D’un naturel assez calme, Brault-Guillard préfère être positif dans le contexte.

«J’ai montré dans le passé que j’étais un bon élément, c’est pour ça qu’ils m’ont prolongé alors c’est à moi de bien faire.»

Dans cet esprit, il s’est peut-être trouvé une nouvelle niche comme substitut « de puissance », le genre de joueur qui entre dans un match pour profiter de la fatigue de l’adversaire. C’est ainsi qu’il a déjà deux buts à son compte, même s’il a une forte tendance à préparer la table.

«Je ne suis pas un excellent finisseur, je suis plus celui qui veut faire la passe en général. L’année dernière, il y a eu des situations où j’aurais dû frapper et je ne l’ai pas fait parce que je cherchais la passe.»

Fin de match

N’empêche qu’il a fait mal en fin de match. Parlez-en à Orlando qui l’a vu obtenir un but et une passe entre la 81e et la 84e minute le mois dernier.

Brault-Guillard va prendre toutes les minutes qu’il peut obtenir, surtout qu’il tente de se faire voir par le Canada en vue d’une place pour la Coupe du monde, l’automne prochain.

«Comme je joue moins, je suis moins appelé. L’an passé, j’étais plus appelé parce que je jouais plus et que je faisais de bonnes choses dans les matchs, a-t-il souligné. Il y a une bonne dynamique et c’est à moi de bosser et de faire le plus possible pour essayer de regagner ma place.»

Être payés à leur juste valeur

La situation tendue entre les membres de l’équipe nationale masculine et l’Association canadienne de soccer a eu des échos jusqu’à Montréal.

Zachary-Brault-Guillard, qui a six titularisations avec le Canada depuis 2018, se tient à distance.

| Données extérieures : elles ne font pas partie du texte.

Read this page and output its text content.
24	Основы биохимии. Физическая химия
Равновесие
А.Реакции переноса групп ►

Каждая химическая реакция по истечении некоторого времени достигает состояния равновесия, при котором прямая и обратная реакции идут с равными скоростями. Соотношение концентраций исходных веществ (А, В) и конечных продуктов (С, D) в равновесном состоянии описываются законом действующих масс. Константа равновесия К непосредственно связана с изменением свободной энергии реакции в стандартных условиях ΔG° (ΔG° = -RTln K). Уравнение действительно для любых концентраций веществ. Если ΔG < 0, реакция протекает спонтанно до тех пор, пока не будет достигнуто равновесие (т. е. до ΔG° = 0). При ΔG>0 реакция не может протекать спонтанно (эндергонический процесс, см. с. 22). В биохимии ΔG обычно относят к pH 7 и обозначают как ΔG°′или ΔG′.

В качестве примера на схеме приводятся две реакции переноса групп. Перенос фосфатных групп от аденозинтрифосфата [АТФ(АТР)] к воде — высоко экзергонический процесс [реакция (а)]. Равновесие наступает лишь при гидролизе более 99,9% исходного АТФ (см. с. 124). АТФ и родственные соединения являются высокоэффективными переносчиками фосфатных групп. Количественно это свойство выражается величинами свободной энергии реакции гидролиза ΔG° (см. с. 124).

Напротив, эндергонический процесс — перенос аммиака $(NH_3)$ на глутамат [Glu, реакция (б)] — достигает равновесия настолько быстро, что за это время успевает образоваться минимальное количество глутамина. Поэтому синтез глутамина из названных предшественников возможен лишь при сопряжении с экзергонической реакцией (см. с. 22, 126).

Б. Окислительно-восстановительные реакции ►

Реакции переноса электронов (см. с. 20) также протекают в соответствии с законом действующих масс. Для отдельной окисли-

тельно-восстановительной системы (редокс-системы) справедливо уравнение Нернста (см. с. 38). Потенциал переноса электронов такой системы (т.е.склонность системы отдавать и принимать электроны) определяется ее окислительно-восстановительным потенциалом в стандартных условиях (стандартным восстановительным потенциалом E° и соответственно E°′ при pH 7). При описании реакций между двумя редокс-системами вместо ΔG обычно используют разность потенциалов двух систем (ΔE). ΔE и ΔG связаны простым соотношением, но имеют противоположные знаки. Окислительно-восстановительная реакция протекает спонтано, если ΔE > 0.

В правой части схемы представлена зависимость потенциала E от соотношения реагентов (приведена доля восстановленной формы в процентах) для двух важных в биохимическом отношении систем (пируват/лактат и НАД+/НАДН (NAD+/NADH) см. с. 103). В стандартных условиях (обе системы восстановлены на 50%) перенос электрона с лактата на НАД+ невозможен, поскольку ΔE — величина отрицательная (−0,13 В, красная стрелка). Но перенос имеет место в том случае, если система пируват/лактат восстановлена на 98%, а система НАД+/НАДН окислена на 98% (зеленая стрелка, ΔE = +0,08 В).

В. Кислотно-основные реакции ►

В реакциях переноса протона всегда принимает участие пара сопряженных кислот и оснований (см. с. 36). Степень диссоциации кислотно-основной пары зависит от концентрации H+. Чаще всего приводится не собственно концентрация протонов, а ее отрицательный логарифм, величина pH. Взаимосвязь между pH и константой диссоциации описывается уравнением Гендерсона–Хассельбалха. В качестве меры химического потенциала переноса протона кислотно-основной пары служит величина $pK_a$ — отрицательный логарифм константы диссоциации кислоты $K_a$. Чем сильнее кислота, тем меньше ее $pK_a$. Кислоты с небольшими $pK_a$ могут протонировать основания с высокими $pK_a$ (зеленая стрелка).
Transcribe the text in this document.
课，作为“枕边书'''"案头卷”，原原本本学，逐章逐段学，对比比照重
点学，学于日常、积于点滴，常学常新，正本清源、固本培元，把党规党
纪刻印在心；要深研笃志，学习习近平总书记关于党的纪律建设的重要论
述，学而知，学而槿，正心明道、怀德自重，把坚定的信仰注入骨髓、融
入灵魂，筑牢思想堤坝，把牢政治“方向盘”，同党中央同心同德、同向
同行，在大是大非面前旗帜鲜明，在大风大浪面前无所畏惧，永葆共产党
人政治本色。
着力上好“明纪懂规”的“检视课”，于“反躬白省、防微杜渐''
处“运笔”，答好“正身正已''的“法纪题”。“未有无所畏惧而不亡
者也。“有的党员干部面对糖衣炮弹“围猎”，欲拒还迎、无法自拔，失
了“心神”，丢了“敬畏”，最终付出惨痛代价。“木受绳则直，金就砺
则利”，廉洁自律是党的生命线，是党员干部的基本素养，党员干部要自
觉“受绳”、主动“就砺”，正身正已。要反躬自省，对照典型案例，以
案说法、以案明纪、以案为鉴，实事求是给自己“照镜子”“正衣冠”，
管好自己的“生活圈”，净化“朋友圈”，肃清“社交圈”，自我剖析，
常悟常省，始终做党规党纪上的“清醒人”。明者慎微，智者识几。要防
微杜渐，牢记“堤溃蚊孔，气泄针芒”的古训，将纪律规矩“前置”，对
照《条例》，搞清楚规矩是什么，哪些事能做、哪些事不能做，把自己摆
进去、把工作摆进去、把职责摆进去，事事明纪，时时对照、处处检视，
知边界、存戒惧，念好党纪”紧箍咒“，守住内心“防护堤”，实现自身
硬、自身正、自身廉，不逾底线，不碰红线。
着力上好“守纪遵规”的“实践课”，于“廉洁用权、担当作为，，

«Je ne prends pas vraiment de nouvelles, mais je les suis comme tout citoyen canadien, a-t-il réagi. Je sais qu’il y a un gros fait médiatique sur la rémunération. Je soutiens parfaitement les revendications de l’équipe. Après, ce sont des négociations avec ceux qui sont plus haut. Ça prend du temps et ce n’est pas évident, mais on veut le faire dans le respect et dans le respect de nos fans.»

L’équipe masculine a tout de même repris l’entraînement en vue de son match de la Ligue des nations contre Curaçao, jeudi soir à Vancouver.

Récompense

Brault-Guillard a été appelé pour quatre matchs pendant la dernière ligne droite des qualifications pour la Coupe du monde, étant en uniforme pour trois rencontres en octobre et une autre en février. Il fait donc partie de ce groupe qui a permis au pays de se qualifier pour une première Coupe du monde depuis 1986.

«On s’est qualifié, on a tout donné et on a eu les résultats à la clé. Après, la Coupe du monde arrive à la fin de l’année et c’est à nous de bien faire. On veut être récompensé pour notre dur labeur depuis de nombreuses années. On veut être payés à notre juste valeur. On a fait un gros step up, notamment depuis l’arrivée en poste de John Herdman.»